Quality Judge
The Quality Judge evaluates the pre-filtered chunks from the Grader in a single LLM call. It checks relevance, groundedness, and completeness, then generates an answer and issues a verdict.
The Judge runs on gpt-oss:120b (117B, OpenAI) by default – the largest model in the pipeline. A bigger model at the judgment stage gives stronger reasoning for answer generation and verdict decisions. In the AgentLens Live tab, Judge events appear with green headers.
Verdict Protocol
The Judge outputs a structured response. The format differs based on the verdict:
On ACCEPT (answer is satisfactory):
- VERDICT: ACCEPT
- CONFIDENCE – a score between 0.0 and 1.0
- ANSWER – detailed answer citing sources as [filename]
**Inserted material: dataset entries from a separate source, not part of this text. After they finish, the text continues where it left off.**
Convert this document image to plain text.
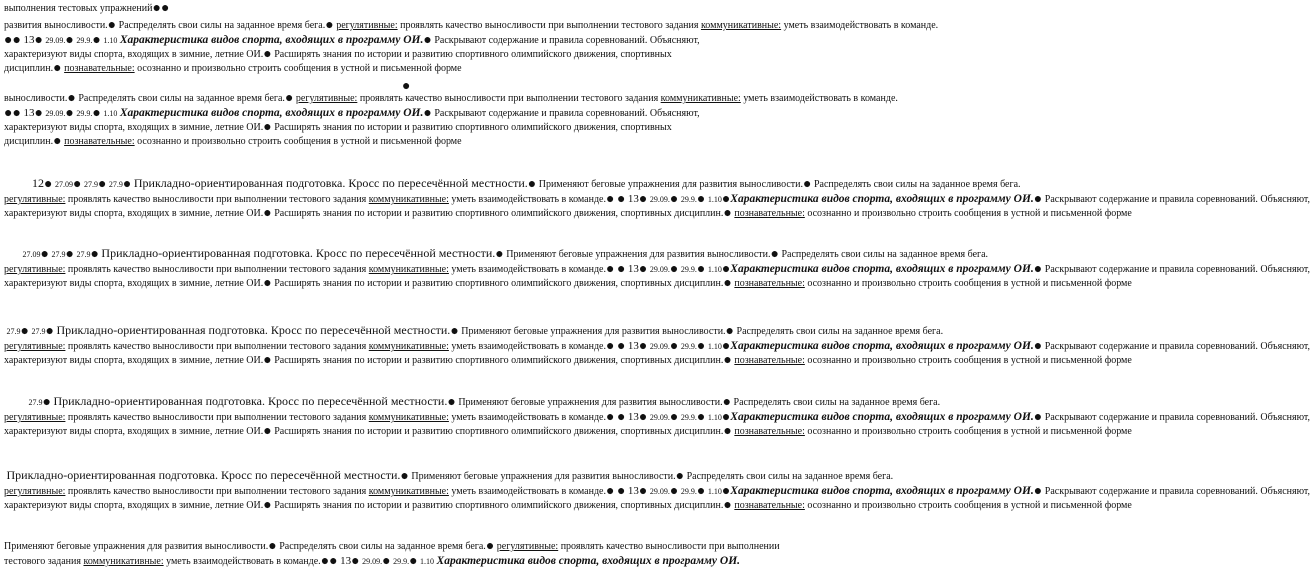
выполнения тестовых упражнений●●
развития выносливости.● Распределять свои силы на заданное время бега.● регулятивные: проявлять качество выносливости при выполнении тестового задания коммуникативные: уметь взаимодействовать в команде.
●● 13● 29.09.● 29.9.● 1.10 Характеристика видов спорта, входящих в программу ОИ.● Раскрывают содержание и правила соревнований. Объясняют,
характеризуют виды спорта, входящих в зимние, летние ОИ.● Расширять знания по истории и развитию спортивного олимпийского движения, спортивных
дисциплин.● познавательные: осознанно и произвольно строить сообщения в устной и письменной форме
●
выносливости.● Распределять свои силы на заданное время бега.● регулятивные: проявлять качество выносливости при выполнении тестового задания коммуникативные: уметь взаимодействовать в команде.
●● 13● 29.09.● 29.9.● 1.10 Характеристика видов спорта, входящих в программу ОИ.● Раскрывают содержание и правила соревнований. Объясняют,
характеризуют виды спорта, входящих в зимние, летние ОИ.● Расширять знания по истории и развитию спортивного олимпийского движения, спортивных
дисциплин.● познавательные: осознанно и произвольно строить сообщения в устной и письменной форме
12● 27.09● 27.9● 27.9● Прикладно-ориентированная подготовка. Кросс по пересечённой местности.● Применяют беговые упражнения для развития выносливости.● Распределять свои силы на заданное время бега.
регулятивные: проявлять качество выносливости при выполнении тестового задания коммуникативные: уметь взаимодействовать в команде.● ● 13● 29.09.● 29.9.● 1.10●Характеристика видов спорта, входящих в программу ОИ.● Раскрывают содержание и правила соревнований. Объясняют,
характеризуют виды спорта, входящих в зимние, летние ОИ.● Расширять знания по истории и развитию спортивного олимпийского движения, спортивных дисциплин.● познавательные: осознанно и произвольно строить сообщения в устной и письменной форме
27.09● 27.9● 27.9● Прикладно-ориентированная подготовка. Кросс по пересечённой местности.● Применяют беговые упражнения для развития выносливости.● Распределять свои силы на заданное время бега.
регулятивные: проявлять качество выносливости при выполнении тестового задания коммуникативные: уметь взаимодействовать в команде.● ● 13● 29.09.● 29.9.● 1.10●Характеристика видов спорта, входящих в программу ОИ.● Раскрывают содержание и правила соревнований. Объясняют,
характеризуют виды спорта, входящих в зимние, летние ОИ.● Расширять знания по истории и развитию спортивного олимпийского движения, спортивных дисциплин.● познавательные: осознанно и произвольно строить сообщения в устной и письменной форме
27.9● 27.9● Прикладно-ориентированная подготовка. Кросс по пересечённой местности.● Применяют беговые упражнения для развития выносливости.● Распределять свои силы на заданное время бега.
регулятивные: проявлять качество выносливости при выполнении тестового задания коммуникативные: уметь взаимодействовать в команде.● ● 13● 29.09.● 29.9.● 1.10●Характеристика видов спорта, входящих в программу ОИ.● Раскрывают содержание и правила соревнований. Объясняют,
характеризуют виды спорта, входящих в зимние, летние ОИ.● Расширять знания по истории и развитию спортивного олимпийского движения, спортивных дисциплин.● познавательные: осознанно и произвольно строить сообщения в устной и письменной форме
27.9● Прикладно-ориентированная подготовка. Кросс по пересечённой местности.● Применяют беговые упражнения для развития выносливости.● Распределять свои силы на заданное время бега.
регулятивные: проявлять качество выносливости при выполнении тестового задания коммуникативные: уметь взаимодействовать в команде.● ● 13● 29.09.● 29.9.● 1.10●Характеристика видов спорта, входящих в программу ОИ.● Раскрывают содержание и правила соревнований. Объясняют,
характеризуют виды спорта, входящих в зимние, летние ОИ.● Расширять знания по истории и развитию спортивного олимпийского движения, спортивных дисциплин.● познавательные: осознанно и произвольно строить сообщения в устной и письменной форме
Прикладно-ориентированная подготовка. Кросс по пересечённой местности.● Применяют беговые упражнения для развития выносливости.● Распределять свои силы на заданное время бега.
регулятивные: проявлять качество выносливости при выполнении тестового задания коммуникативные: уметь взаимодействовать в команде.● ● 13● 29.09.● 29.9.● 1.10●Характеристика видов спорта, входящих в программу ОИ.● Раскрывают содержание и правила соревнований. Объясняют,
характеризуют виды спорта, входящих в зимние, летние ОИ.● Расширять знания по истории и развитию спортивного олимпийского движения, спортивных дисциплин.● познавательные: осознанно и произвольно строить сообщения в устной и письменной форме
Применяют беговые упражнения для развития выносливости.● Распределять свои силы на заданное время бега.● регулятивные: проявлять качество выносливости при выполнении
тестового задания коммуникативные: уметь взаимодействовать в команде.●● 13● 29.09.● 29.9.● 1.10 Характеристика видов спорта, входящих в программу ОИ.
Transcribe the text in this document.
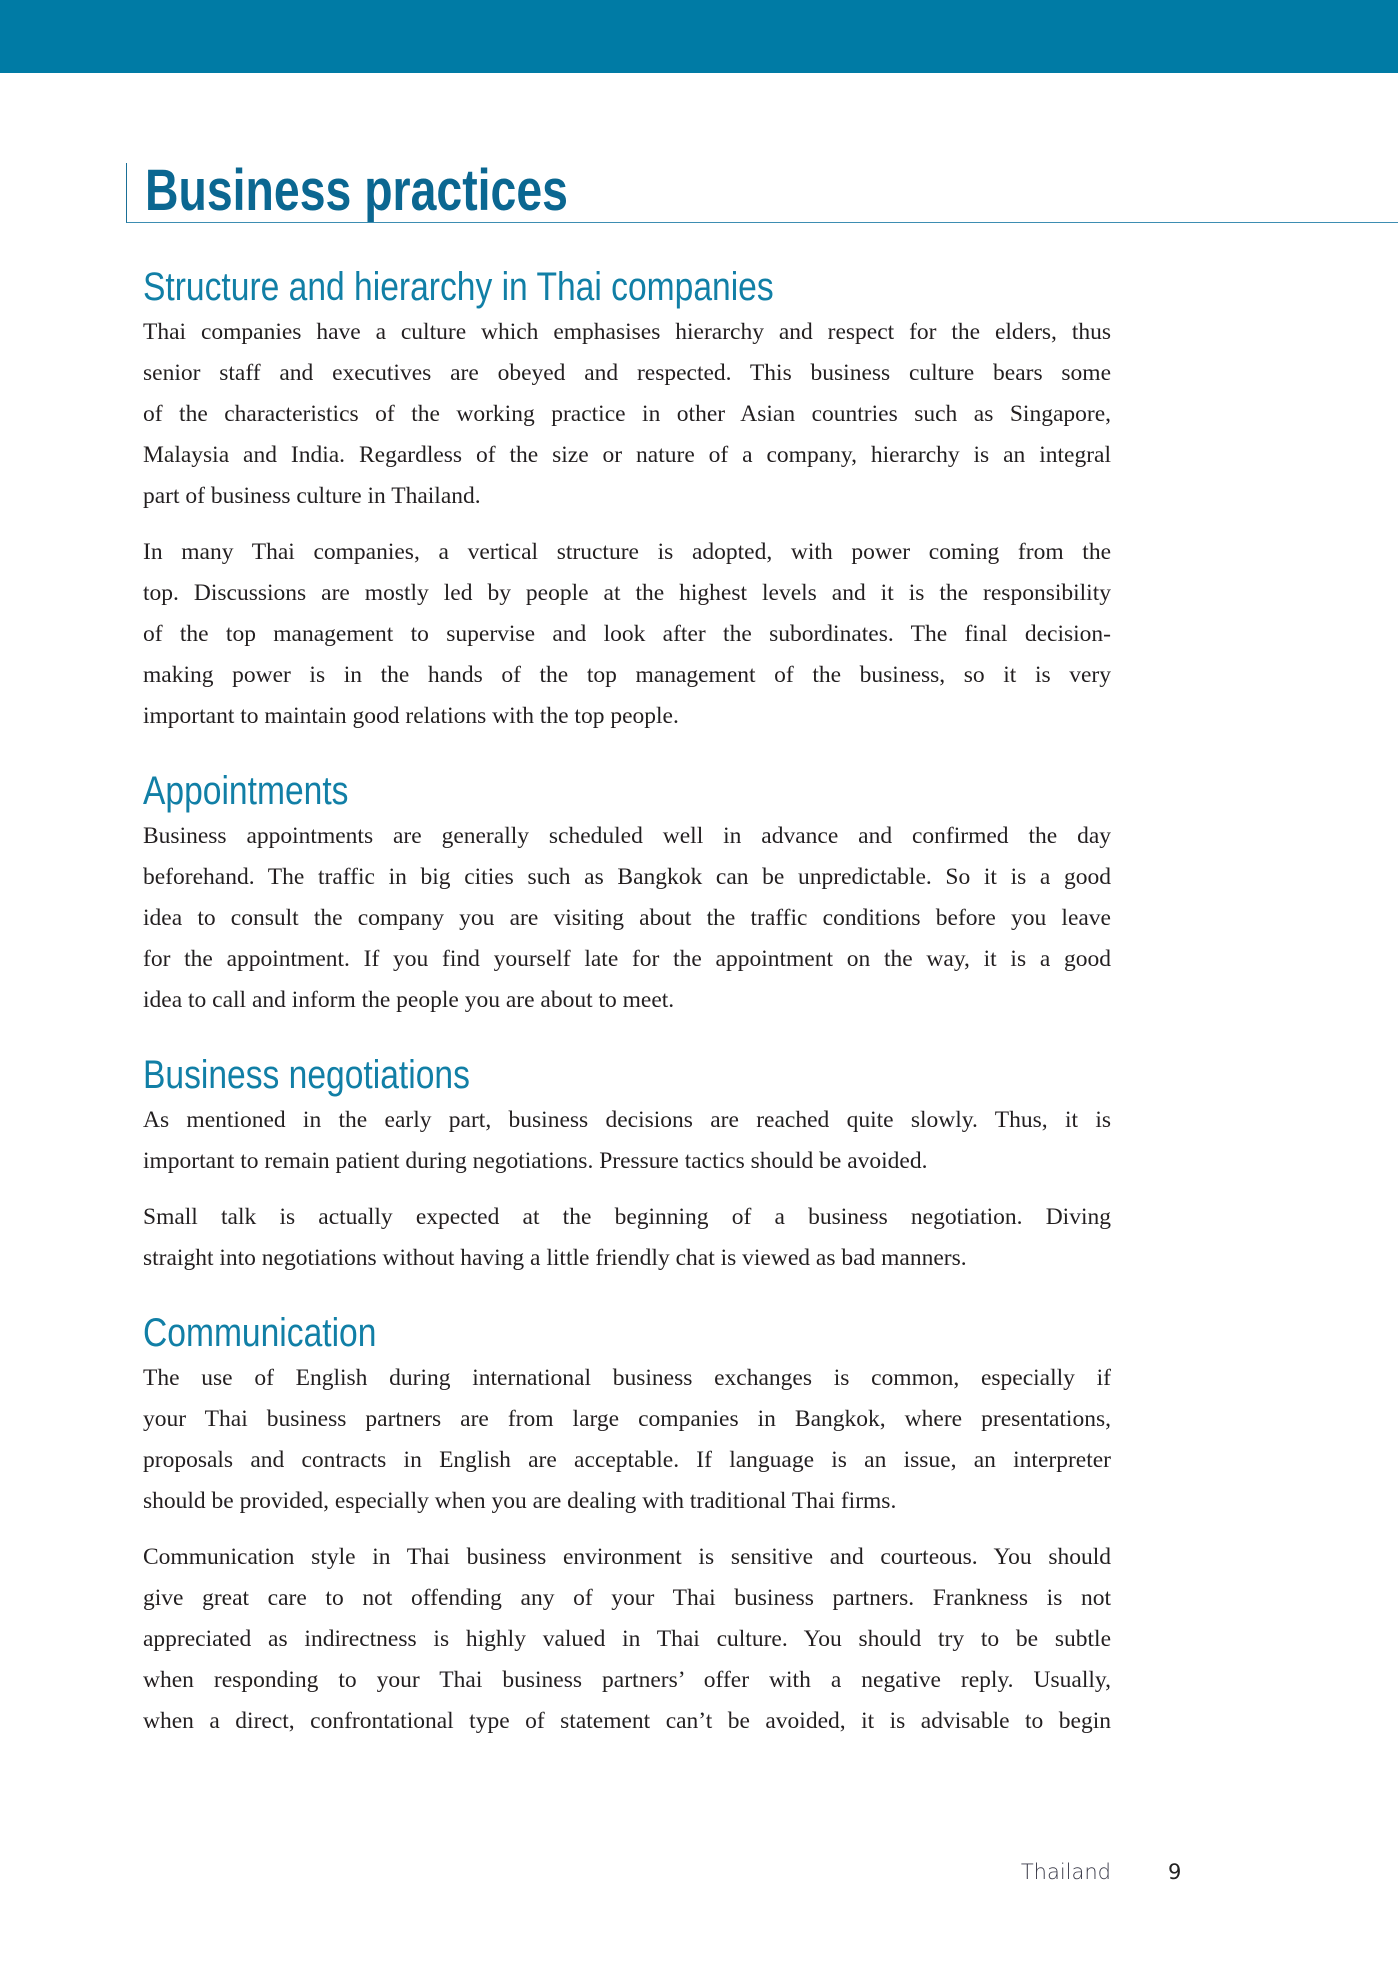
Business practices
Structure and hierarchy in Thai companies

Thai companies have a culture which emphasises hierarchy and respect for the elders, thus
senior staff and executives are obeyed and respected. This business culture bears some
of the characteristics of the working practice in other Asian countries such as Singapore,
Malaysia and India. Regardless of the size or nature of a company, hierarchy is an integral
part of business culture in Thailand.

In many Thai companies, a vertical structure is adopted, with power coming from the
top. Discussions are mostly led by people at the highest levels and it is the responsibility
of the top management to supervise and look after the subordinates. The final decision-
making power is in the hands of the top management of the business, so it is very
important to maintain good relations with the top people.

Appointments

Business appointments are generally scheduled well in advance and confirmed the day
beforehand. The traffic in big cities such as Bangkok can be unpredictable. So it is a good
idea to consult the company you are visiting about the traffic conditions before you leave
for the appointment. If you find yourself late for the appointment on the way, it is a good
idea to call and inform the people you are about to meet.

Business negotiations

As mentioned in the early part, business decisions are reached quite slowly. Thus, it is
important to remain patient during negotiations. Pressure tactics should be avoided.

Small talk is actually expected at the beginning of a business negotiation. Diving
straight into negotiations without having a little friendly chat is viewed as bad manners.

Communication

The use of English during international business exchanges is common, especially if
your Thai business partners are from large companies in Bangkok, where presentations,
proposals and contracts in English are acceptable. If language is an issue, an interpreter
should be provided, especially when you are dealing with traditional Thai firms.

Communication style in Thai business environment is sensitive and courteous. You should
give great care to not offending any of your Thai business partners. Frankness is not
appreciated as indirectness is highly valued in Thai culture. You should try to be subtle
when responding to your Thai business partners’ offer with a negative reply. Usually,
when a direct, confrontational type of statement can’t be avoided, it is advisable to begin

Thailand	9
- ASSESSMENT – one sentence about groundedness
On RETRY (more retrieval needed):
- VERDICT: RETRY
- FEEDBACK – specific guidance for the Retrieval Agent on what to search for differently
On ACCEPT, the Judge's answer becomes the final response. On RETRY, the feedback is forwarded to the Retrieval Agent for a targeted second round.
Retry Budget
The TwoAgentOrchestrator allows a maximum of 2 rounds. On the final round, the Judge receives a FINAL_ROUND_INSTRUCTION that forces it to respond with ACCEPT and provide the best possible answer using available chunks, even if evidence is incomplete.
Fallback Trigger
If the Judge produces no extractable answer (the ANSWER field is empty or unparseable), the pipeline moves to the Fallback stage. This is distinct from RETRY – fallback triggers when the Judge accepts but has nothing to return.
Fail-Open Parsing
If the Judge's output cannot be parsed:
- Unparseable VERDICT defaults to ACCEPT
- Unparseable CONFIDENCE defaults to 0.1
- Unparseable ANSWER defaults to None (triggers fallback)
- Unparseable FEEDBACK defaults to "Search for more specific information"
This ensures the pipeline never stalls on a misbehaving model.